L’ultima fatica di De Angelis è un piccolo gioiello di scrittura, regia e interpretazioni come non se ne vedeva da tempo. Ci aveva visto giusto Sorrentino nel dibattito sulla candidatura agli Oscar 2017 per il miglior film straniero, andata poi al documentario Fuocammare, e anche gli spettatori hanno saputo riconoscere un buon prodotto, forse il migliore dell’anno, che ha mancato il David al miglior film solo perché era in gara con “La Pazza Gioia” di Virzì.

“Indivisibili” è una favola nera, gotica, quasi pasoliniana, che ricorda il percorso alla scoperta di sé e del male nel mondo visto in “Io non ho paura” di Salvatores. Dasy e Viola, le due splendide e giovanissime protagoniste, sono indivisibili sul palco dove si esibiscono per la piccola impresa messa in piedi dal padre, indivisibili in famiglia e indivisibili in ogni momento delle giornata e della loro vita, perché siamesi. La loro condizione potrebbe cambiare e migliorare se non fosse per l’ignoranza gretta e testarda del genitore e del prete della loro comunità. L’unica a intravedere un futuro diverso per le ragazze è forse la madre (Antonia Truppo), incapace però di farsi valere.

“Voglio fa ‘ammore, voglio prova che cosa significa”, dice una delle due gemelle all’altra, quest’ultima spaventata dalla possibilità di una separazione che vede anche affettiva oltre che fisica: “Che male ti faccio io?” è la replica tenera e disarmante della sorella. Come in una moderna fiaba, le due sorelle si confrontano con nuovi orchi e lupi tentatori (se non proprio diavoli), tra fughe in motorino e in barca sullo sfondo del Villaggio Coppola, un luogo dall’animo sempre più cinematografico dopo i vari Gomorra e L’Imbalsamatore di Garrone.
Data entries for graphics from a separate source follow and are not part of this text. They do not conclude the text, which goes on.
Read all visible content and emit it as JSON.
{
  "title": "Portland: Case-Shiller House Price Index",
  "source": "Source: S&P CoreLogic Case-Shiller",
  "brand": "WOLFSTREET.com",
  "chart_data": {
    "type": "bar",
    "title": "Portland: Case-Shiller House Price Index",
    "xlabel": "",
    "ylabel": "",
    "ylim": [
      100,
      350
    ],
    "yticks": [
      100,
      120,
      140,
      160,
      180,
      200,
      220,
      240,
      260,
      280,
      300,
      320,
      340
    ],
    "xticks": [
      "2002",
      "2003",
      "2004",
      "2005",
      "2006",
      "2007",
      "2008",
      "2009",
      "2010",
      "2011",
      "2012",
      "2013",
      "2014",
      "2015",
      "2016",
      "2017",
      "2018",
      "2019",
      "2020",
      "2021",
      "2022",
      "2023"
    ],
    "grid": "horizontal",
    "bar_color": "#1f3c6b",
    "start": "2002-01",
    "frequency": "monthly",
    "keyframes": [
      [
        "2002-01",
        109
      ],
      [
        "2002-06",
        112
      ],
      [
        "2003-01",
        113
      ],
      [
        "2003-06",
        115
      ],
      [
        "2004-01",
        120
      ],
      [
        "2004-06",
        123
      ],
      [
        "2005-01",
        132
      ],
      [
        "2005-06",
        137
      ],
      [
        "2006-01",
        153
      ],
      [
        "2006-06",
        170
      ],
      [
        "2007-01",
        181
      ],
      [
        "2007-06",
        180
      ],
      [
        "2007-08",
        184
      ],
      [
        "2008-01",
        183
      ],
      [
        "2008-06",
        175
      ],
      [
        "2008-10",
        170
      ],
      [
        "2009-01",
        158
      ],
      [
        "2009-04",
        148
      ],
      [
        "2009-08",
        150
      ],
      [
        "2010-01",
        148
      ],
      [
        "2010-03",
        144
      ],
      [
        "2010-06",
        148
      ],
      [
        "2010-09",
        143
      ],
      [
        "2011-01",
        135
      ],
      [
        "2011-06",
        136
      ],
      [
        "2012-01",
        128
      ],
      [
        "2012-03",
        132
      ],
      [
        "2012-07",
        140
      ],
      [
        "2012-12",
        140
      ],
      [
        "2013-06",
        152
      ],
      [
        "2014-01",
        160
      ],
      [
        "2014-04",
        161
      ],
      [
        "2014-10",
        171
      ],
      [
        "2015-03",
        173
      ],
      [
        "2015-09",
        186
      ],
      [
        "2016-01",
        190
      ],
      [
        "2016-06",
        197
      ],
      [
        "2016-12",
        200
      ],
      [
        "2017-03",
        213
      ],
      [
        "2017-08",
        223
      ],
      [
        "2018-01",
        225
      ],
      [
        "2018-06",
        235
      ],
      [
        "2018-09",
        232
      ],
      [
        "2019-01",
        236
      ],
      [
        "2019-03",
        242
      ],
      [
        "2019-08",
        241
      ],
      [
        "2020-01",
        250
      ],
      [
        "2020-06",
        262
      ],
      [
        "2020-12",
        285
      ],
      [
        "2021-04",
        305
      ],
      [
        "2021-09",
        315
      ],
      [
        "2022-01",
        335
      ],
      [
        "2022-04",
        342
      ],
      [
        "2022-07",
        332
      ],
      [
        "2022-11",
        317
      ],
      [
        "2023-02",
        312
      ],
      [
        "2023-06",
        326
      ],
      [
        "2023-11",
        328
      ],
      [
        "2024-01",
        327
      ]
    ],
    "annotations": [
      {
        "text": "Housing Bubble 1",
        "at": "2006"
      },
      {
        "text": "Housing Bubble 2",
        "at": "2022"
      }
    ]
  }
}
L’ultimo atto del film sarà un crescendo di emozioni e tensione, che non tradisce le attese. «Con Indivisibili credo di essere andato oltre e di aver direttamente puntato alla sottocultura che un certo degrado morale ha saputo trasformare in un valore assoluto – ha sempre sostenuto De Angelis nelle note di regia -. Indivisibili è un racconto filmico di tutte le insanabili dualità che vivono nell’uomo contemporaneo, su quel continuo equilibrio che muove tutti noi in un gioco di attrazione e repulsione da alcuni standard esistenziali e di massa. Le due protagoniste sono il vero miracolo in un cosmo di brutture. E non è un caso che alcuni abbiamo intravisto una certa venatura religiosa in un’epoca che risente fin troppo del vizio della speranza e che, di conseguenza, si aggrappa spesso al mistero della fede. Dasy e Viola, in tutto il loro candore morale e nella loro voglia di continuare comunque a sognare e sperare, non sono poi tanto diverse dai ragazzi che partecipano ai festival: anche loro bramano di poter crescere, ma temono l’ignoto che l’evoluzione inevitabilmente comporta. La morale però rimane chiara: non abbiate paura dei confini e sappiate andare sempre oltre».